Android 17 potrebbe introdurre una funzione tap to share per file
Scopri la nuova funzione di condivisione dati in Android 17: trasferisci file avvicinando gli smartphone con tap to share, un'evoluzione di Quick Share.
Scopri la nuova funzione di condivisione dati in Android 17: trasferisci file avvicinando gli smartphone con tap to share, un'evoluzione di Quick Share.
© RusPhotoBank
Android 17 potrebbe introdurre una nuova funzione di condivisione dati che permetterebbe agli utenti di trasferire file semplicemente avvicinando due smartphone. Secondo indiscrezioni e codice scoperto, sembra trattarsi di un'evoluzione del sistema Quick Share, con il potenziale di portare la comodità a un livello superiore.
I primi indizi di questa capacità sono emersi nelle versioni iniziali dell'interfaccia One UI 9, dove è stata individuata una funzione "tap to share". Il principio è semplice: gli utenti avvicinano i dispositivi, attivando il trasferimento dati. Inizialmente sembrava sperimentale, ma ora lo sviluppo appare più maturo.

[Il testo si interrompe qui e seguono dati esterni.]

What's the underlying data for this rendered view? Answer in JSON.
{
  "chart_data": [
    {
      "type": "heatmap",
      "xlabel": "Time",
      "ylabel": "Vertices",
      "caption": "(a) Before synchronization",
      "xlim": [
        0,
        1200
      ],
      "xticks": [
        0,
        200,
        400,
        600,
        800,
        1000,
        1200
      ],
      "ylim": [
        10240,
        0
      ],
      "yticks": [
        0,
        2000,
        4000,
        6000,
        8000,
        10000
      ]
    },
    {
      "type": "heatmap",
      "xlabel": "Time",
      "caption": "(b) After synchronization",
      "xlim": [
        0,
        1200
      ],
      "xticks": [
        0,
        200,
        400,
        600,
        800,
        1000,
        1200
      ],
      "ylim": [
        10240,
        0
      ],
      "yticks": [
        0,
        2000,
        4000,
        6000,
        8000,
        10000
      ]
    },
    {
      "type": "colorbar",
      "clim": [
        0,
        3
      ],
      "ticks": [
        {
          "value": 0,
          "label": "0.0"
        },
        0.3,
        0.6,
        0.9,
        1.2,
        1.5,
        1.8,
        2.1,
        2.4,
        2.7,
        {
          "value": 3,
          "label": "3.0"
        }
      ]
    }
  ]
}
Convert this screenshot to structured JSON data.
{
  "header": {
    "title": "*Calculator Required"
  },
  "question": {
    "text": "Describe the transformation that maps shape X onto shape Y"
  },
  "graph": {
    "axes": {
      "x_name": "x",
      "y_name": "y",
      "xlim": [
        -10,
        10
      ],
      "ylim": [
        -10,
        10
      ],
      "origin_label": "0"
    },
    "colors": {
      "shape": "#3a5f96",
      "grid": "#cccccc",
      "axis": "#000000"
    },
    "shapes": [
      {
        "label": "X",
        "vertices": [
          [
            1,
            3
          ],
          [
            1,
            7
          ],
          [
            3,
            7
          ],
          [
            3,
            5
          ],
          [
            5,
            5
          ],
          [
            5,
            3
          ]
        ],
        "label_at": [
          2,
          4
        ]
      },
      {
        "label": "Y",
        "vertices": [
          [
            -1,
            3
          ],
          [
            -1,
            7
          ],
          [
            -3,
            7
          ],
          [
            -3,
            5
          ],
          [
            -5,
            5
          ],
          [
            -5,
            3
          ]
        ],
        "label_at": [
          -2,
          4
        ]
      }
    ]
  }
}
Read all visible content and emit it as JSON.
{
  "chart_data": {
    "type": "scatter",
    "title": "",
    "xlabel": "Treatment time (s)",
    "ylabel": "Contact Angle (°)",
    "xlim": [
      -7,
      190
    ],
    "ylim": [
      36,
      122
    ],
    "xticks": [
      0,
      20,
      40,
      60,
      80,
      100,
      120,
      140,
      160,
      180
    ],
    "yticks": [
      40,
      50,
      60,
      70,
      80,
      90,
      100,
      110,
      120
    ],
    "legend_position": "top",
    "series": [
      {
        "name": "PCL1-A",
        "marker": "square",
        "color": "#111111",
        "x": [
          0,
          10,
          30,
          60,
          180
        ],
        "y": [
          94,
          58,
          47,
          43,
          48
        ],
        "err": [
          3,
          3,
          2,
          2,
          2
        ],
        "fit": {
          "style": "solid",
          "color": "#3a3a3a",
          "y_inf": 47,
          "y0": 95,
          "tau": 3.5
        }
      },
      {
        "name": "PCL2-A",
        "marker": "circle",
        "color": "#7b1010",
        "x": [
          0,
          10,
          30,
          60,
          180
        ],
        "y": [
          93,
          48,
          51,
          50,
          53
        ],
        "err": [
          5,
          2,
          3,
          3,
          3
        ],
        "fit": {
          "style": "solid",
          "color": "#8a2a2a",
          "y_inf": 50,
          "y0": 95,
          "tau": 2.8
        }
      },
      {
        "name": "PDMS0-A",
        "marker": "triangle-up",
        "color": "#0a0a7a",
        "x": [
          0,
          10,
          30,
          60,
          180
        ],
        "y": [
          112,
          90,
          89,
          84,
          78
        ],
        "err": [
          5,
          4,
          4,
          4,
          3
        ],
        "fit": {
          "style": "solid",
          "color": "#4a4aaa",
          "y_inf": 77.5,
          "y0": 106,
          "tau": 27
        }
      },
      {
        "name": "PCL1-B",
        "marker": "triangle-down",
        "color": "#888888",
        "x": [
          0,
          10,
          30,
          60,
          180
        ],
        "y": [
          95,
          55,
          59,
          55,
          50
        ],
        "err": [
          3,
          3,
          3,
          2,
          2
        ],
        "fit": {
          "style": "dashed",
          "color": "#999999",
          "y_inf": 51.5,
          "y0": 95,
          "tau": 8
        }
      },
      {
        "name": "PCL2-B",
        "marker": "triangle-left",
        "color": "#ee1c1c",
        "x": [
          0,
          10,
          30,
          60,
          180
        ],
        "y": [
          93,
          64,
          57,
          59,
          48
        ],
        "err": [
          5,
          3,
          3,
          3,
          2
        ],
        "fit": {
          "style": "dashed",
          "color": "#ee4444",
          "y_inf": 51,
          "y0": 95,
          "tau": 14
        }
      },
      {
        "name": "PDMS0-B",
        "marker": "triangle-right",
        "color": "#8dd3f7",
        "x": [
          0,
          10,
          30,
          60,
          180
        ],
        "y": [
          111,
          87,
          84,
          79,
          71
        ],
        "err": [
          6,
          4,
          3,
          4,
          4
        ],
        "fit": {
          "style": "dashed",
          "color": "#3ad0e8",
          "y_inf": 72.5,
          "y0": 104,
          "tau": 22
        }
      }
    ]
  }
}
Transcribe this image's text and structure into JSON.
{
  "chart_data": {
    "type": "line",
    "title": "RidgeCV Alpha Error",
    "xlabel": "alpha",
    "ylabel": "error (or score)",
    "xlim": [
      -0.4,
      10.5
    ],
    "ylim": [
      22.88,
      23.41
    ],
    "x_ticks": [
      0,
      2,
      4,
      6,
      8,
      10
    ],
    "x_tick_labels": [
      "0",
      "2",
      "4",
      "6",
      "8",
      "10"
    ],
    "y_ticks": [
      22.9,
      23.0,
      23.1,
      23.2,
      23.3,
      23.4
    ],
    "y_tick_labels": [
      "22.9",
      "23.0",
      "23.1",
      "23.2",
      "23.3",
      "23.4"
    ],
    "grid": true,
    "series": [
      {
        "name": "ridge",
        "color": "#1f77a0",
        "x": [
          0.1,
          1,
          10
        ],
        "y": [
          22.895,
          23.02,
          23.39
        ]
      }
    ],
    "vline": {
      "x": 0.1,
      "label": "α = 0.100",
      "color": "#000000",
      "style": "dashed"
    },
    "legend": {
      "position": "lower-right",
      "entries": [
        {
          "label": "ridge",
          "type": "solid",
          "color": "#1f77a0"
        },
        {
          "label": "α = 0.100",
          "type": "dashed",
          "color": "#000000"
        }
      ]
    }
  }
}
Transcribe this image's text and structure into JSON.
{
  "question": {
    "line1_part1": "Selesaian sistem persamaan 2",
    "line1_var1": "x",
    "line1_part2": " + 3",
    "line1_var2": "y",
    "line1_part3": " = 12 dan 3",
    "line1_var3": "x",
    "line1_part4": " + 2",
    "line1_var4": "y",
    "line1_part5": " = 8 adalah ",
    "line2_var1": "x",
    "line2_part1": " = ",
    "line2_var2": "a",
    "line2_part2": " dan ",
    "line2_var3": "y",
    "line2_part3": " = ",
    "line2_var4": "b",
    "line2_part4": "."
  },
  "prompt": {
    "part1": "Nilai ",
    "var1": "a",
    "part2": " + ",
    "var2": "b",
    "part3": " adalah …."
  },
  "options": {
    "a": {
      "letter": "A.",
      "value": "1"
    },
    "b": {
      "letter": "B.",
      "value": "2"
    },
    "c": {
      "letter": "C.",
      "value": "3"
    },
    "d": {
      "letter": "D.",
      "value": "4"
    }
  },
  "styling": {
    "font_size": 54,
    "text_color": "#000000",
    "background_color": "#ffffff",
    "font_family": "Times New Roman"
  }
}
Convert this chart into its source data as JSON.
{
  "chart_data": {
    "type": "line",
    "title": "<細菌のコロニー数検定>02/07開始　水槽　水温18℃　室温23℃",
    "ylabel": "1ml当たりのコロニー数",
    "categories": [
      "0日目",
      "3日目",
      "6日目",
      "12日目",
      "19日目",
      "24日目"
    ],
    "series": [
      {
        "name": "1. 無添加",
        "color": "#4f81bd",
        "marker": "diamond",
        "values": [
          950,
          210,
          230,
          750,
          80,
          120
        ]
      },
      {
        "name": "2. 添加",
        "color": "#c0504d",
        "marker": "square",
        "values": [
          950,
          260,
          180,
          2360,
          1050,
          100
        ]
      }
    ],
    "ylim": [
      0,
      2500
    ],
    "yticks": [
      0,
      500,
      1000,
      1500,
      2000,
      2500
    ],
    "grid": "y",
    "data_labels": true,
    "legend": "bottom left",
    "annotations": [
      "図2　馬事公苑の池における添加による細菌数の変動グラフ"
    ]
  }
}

Ulteriori prove sono state trovate in Google Play Services, dove è stata scoperta una funzione di condivisione contatti che utilizza gesti, simile a NameDrop. Tuttavia, nuove informazioni suggeriscono che non si limiterà a questo: la tecnologia potrebbe essere utilizzata anche per il trasferimento di file, con l'NFC che funge solo da attivatore mentre i dati effettivi viaggiano attraverso Quick Share.
Inoltre, le build di sistema di Android contengono un servizio TapToShare integrato a livello di sistema operativo. Questo indica che la funzione potrebbe diventare universale per la maggior parte dei dispositivi Android, anziché essere esclusiva di un singolo brand. Google e Samsung stanno probabilmente collaborando al progetto.
Se tutte le indiscrezioni saranno confermate, Android guadagnerà un equivalente completo di AirDrop: un modo veloce e semplice per condividere file tra dispositivi di produttori diversi. Un annuncio ufficiale potrebbe arrivare con il rilascio finale di Android 17, con i dispositivi Samsung probabilmente i primi a testare la nuova funzionalità.